JAKARTA – Sejumlah pelaku industri menuntut pemerintah untuk kembali mengelontorkan subsidi gas murah. Sejak program Harga Gas Bumi Tertentu dijalankan pada 1 April 2020, pemerintah telah menghabiskan subsidi lebih dari Rp29,39 triliun.
Besarnya subsidi itu disebabkan oleh kebijakan HGBT yang dipatok sebesar USD 6 per MMBTU. Dana dari APBN itu digunakan pemerintah untuk membayar hak kontraktor migas.
Sesuai ketentuan dalam kebijakan HGBT, pemerintah wajib menanggung biaya selisih harga dengan mengurangi jatah keuntungan penjualan gas negara, sehingga tidak membebani jatah atau keuntungan kontraktor
“Setiap program subsidi harus selalu dievaluasi.

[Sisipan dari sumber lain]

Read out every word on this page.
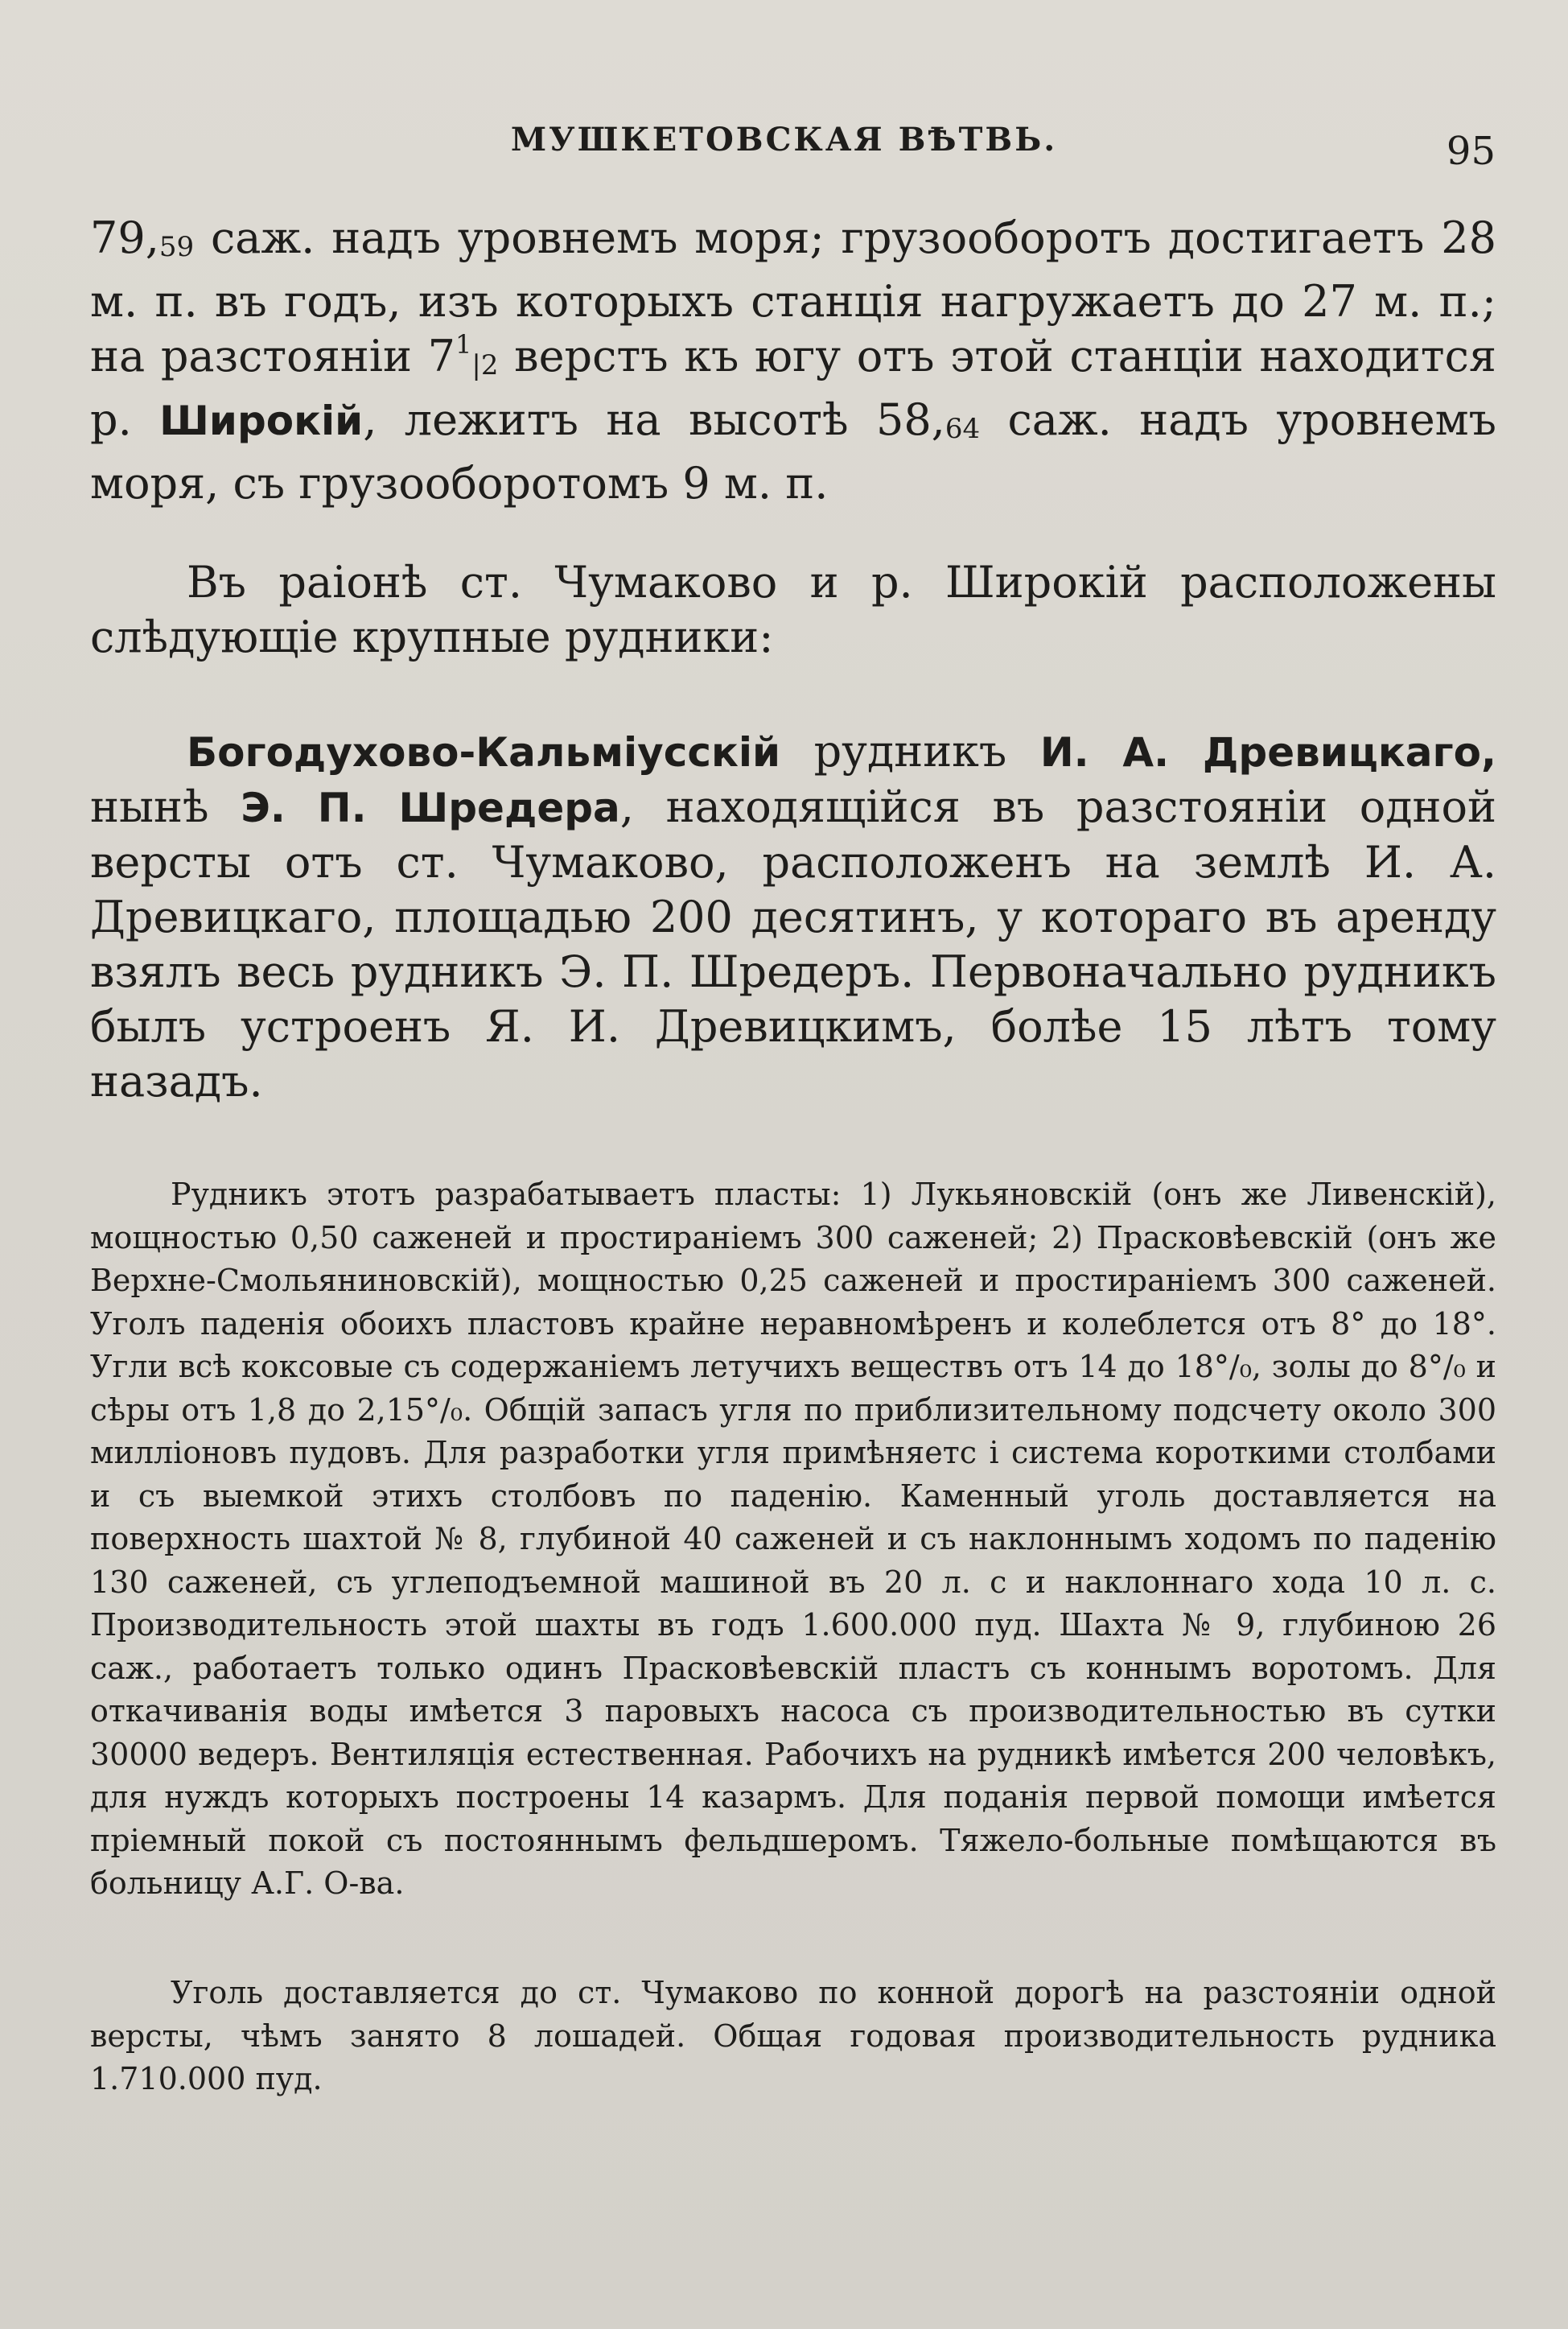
МУШКЕТОВСКАЯ ВѢТВЬ.	95
$79,_{59}$ саж. надъ уровнемъ моря; грузооборотъ достигаетъ 28 м. п. въ годъ, изъ которыхъ станція нагружаетъ до 27 м. п.; на разстояніи $7^1_{|2}$ верстъ къ югу отъ этой станціи находится р. Широкій, лежитъ на высотѣ $58,_{64}$ саж. надъ уровнемъ моря, съ грузооборотомъ 9 м. п.
Въ раіонѣ ст. Чумаково и р. Широкій расположены слѣдующіе крупные рудники:
Богодухово-Кальміусскій рудникъ И. А. Древицкаго, нынѣ Э. П. Шредера, находящійся въ разстояніи одной версты отъ ст. Чумаково, расположенъ на землѣ И. А. Древицкаго, площадью 200 десятинъ, у котораго въ аренду взялъ весь рудникъ Э. П. Шредеръ. Первоначально рудникъ былъ устроенъ Я. И. Древицкимъ, болѣе 15 лѣтъ тому назадъ.
Рудникъ этотъ разрабатываетъ пласты: 1) Лукьяновскій (онъ же Ливенскій), мощностью 0,50 саженей и простираніемъ 300 саженей; 2) Прасковѣевскій (онъ же Верхне-Смольяниновскій), мощностью 0,25 саженей и простираніемъ 300 саженей. Уголъ паденія обоихъ пластовъ крайне неравномѣренъ и колеблется отъ 8° до 18°. Угли всѣ коксовые съ содержаніемъ летучихъ веществъ отъ 14 до 18°/₀, золы до 8°/₀ и сѣры отъ 1,8 до 2,15°/₀. Общій запасъ угля по приблизительному подсчету около 300 милліоновъ пудовъ. Для разработки угля примѣняетс і система короткими столбами и съ выемкой этихъ столбовъ по паденію. Каменный уголь доставляется на поверхность шахтой № 8, глубиной 40 саженей и съ наклоннымъ ходомъ по паденію 130 саженей, съ углеподъемной машиной въ 20 л. с и наклоннаго хода 10 л. с. Производительность этой шахты въ годъ 1.600.000 пуд. Шахта № 9, глубиною 26 саж., работаетъ только одинъ Прасковѣевскій пластъ съ коннымъ воротомъ. Для откачиванія воды имѣется 3 паровыхъ насоса съ производительностью въ сутки 30000 ведеръ. Вентиляція естественная. Рабочихъ на рудникѣ имѣется 200 человѣкъ, для нуждъ которыхъ построены 14 казармъ. Для поданія первой помощи имѣется пріемный покой съ постояннымъ фельдшеромъ. Тяжело-больные помѣщаются въ больницу А.Г. О-ва.
Уголь доставляется до ст. Чумаково по конной дорогѣ на разстояніи одной версты, чѣмъ занято 8 лошадей. Общая годовая производительность рудника 1.710.000 пуд.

Apalagi jika kontribusi dari penerima gas murah tidak sesuai target, pemberian stimulus harga gas murah sebaiknya tidak dilanjutkan, ketimbang hanya membikin kantong negara bolong,” papar Direktur Eksekutif Institute for Development of Economics and Finance (Indef) Tauhid Ahmad, Rabu (16/8/2023).
Berdasarkan data kementerian ESDM, pendapatan pajak yang berhasil dikumpulkan dari industri penerima HGBT hanya sebesar Rp15, 3 triliun. Sementara sejumlah perusahaan yang mendapatkan alokasi gas subsidi ini terus menebar keuntungan dalam jumlah besar.
Menurut Tauhid, ada beberapa parameter yang bisa digunakan untuk mengukur kontribusi perusahaan penerima insentif harga gas murah. Selain kontribusi terhadap perekonomian nasional, parameter lainnya adalah kontribusi terhadap penerimaan negara dan penciptaan lapangan kerja. Di sisi industri, parameter yang digunakan antara lain peningkatan produksi, peningkatan daya saing, penciptaan nilai tambah, termasuk juga kontribusinya terhadap penurunan impor.